Wow, live LnD action! 
Take a picture from the top of the hill looking down, so I will remember why.
That's a fine stringer of river white bass!


----------



## ikeephardheads (Feb 23, 2008)

shadslinger said:


> Wow, live LnD action!
> Take a picture from the top of the hill looking down, so I will remember why.
> That's a fine stringer of river white bass!

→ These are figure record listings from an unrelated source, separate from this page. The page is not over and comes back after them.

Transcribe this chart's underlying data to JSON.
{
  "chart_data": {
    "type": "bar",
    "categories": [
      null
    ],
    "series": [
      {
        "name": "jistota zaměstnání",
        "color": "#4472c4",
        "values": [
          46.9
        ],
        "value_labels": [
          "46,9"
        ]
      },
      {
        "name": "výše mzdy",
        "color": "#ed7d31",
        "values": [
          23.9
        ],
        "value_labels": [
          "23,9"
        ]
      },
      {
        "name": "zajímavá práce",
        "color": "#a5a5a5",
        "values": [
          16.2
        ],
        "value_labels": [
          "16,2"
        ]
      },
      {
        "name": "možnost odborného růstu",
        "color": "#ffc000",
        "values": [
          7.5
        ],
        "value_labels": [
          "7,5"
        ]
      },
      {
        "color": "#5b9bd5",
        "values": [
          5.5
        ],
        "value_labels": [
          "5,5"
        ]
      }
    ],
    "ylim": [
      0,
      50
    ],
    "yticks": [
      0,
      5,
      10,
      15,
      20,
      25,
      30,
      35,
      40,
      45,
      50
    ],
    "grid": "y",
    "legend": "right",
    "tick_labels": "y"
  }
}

It's a workout!! Saw a guy roll down the bank today. 
Had to stop to give big snake right of way in the trail too! Look like they coming out!


----------



## Bass-Tracker (Dec 23, 2013)

Hmmmm maybe I should go in the morning. 



.


----------



## bigmessy (Dec 20, 2011)

This is on west side and about 100+ yard from the bridge!


----------



## Law Dog (Jul 27, 2010)

Nice job, congrats!


----------



## tkcampb1 (Feb 6, 2013)

If all goes as planned, I'll be there tomorrow morning. My sister and brother n law coming too. Hopefully the bite will still be on especially after driving 2 and half hours to get there. LOL Coming from League City


----------



## Mckeeman (Nov 6, 2013)

From league city, I think you're looking at 3plus hrs.... But it should be worth it


----------



## Ditto (Apr 18, 2005)

Save some forme. I'll be there Monday.


----------



## tkcampb1 (Feb 6, 2013)

Mckeeman said:


> From league city, I think you're looking at 3plus hrs.... But it should be worth it


You may be right! I know what it takes to get Huntsville and was guestimating from there. Hope you're right about it being worth it! I usually hit the creeks in the huntsville area but there's just not enough water in them this year. Without a boat I'm limited to the bank so hopefully luck will be on our side of the river tomorrow.


----------



## Beaux (Oct 11, 2012)

I'm gonna try to make it out there as well. Maroon f250 with DU plates


----------



## tkcampb1 (Feb 6, 2013)

Beaux said:


> I'm gonna try to make it out there as well. Maroon f250 with DU plates


We'll be in a grey/silver 4 door dodge. If I don't see ya, good luck!


----------



## Yellowtail (Oct 11, 2008)

Went there Wednesday around 9:30 but did not see many people catching fish. I was standing on the dam's side of the bridge though. A few people went home with only 2 or 3 on their stringers. I walked down passed the bridge and threw everything in my tackle box until arm got tired, caught only 1. A few people were using live (or dead) bait & kept pulling in, not sure catfish or wb. GW showed up and gave them tickets because they only had 1 license among the group of 3. A guy next to me hid his rod and started smoking, maybe claiming sight-seeing. GW gave him a ticket anyway. Next guy also got a ticket, not sure why, maybe undersized. GW proceeded down and I never saw him return. There must be another way up the river. I got 3 more before 6 pm. I think wb around the bridge are mostly in people's freezers. 1000 caught over a weekend there shouldn't be many left. So don't expect a limit unless you know exactly where to go and what to use or your long trip would be disappointed.


----------



## ikeephardheads (Feb 23, 2008)

tkcampb1 said:


> If all goes as planned, I'll be there tomorrow morning. My sister and brother n law coming too. Hopefully the bite will still be on especially after driving 2 and half hours to get there. LOL Coming from League City


Fish it slow! Find spot with no hang ups and slow roll it. Make sure you bump the bottom


----------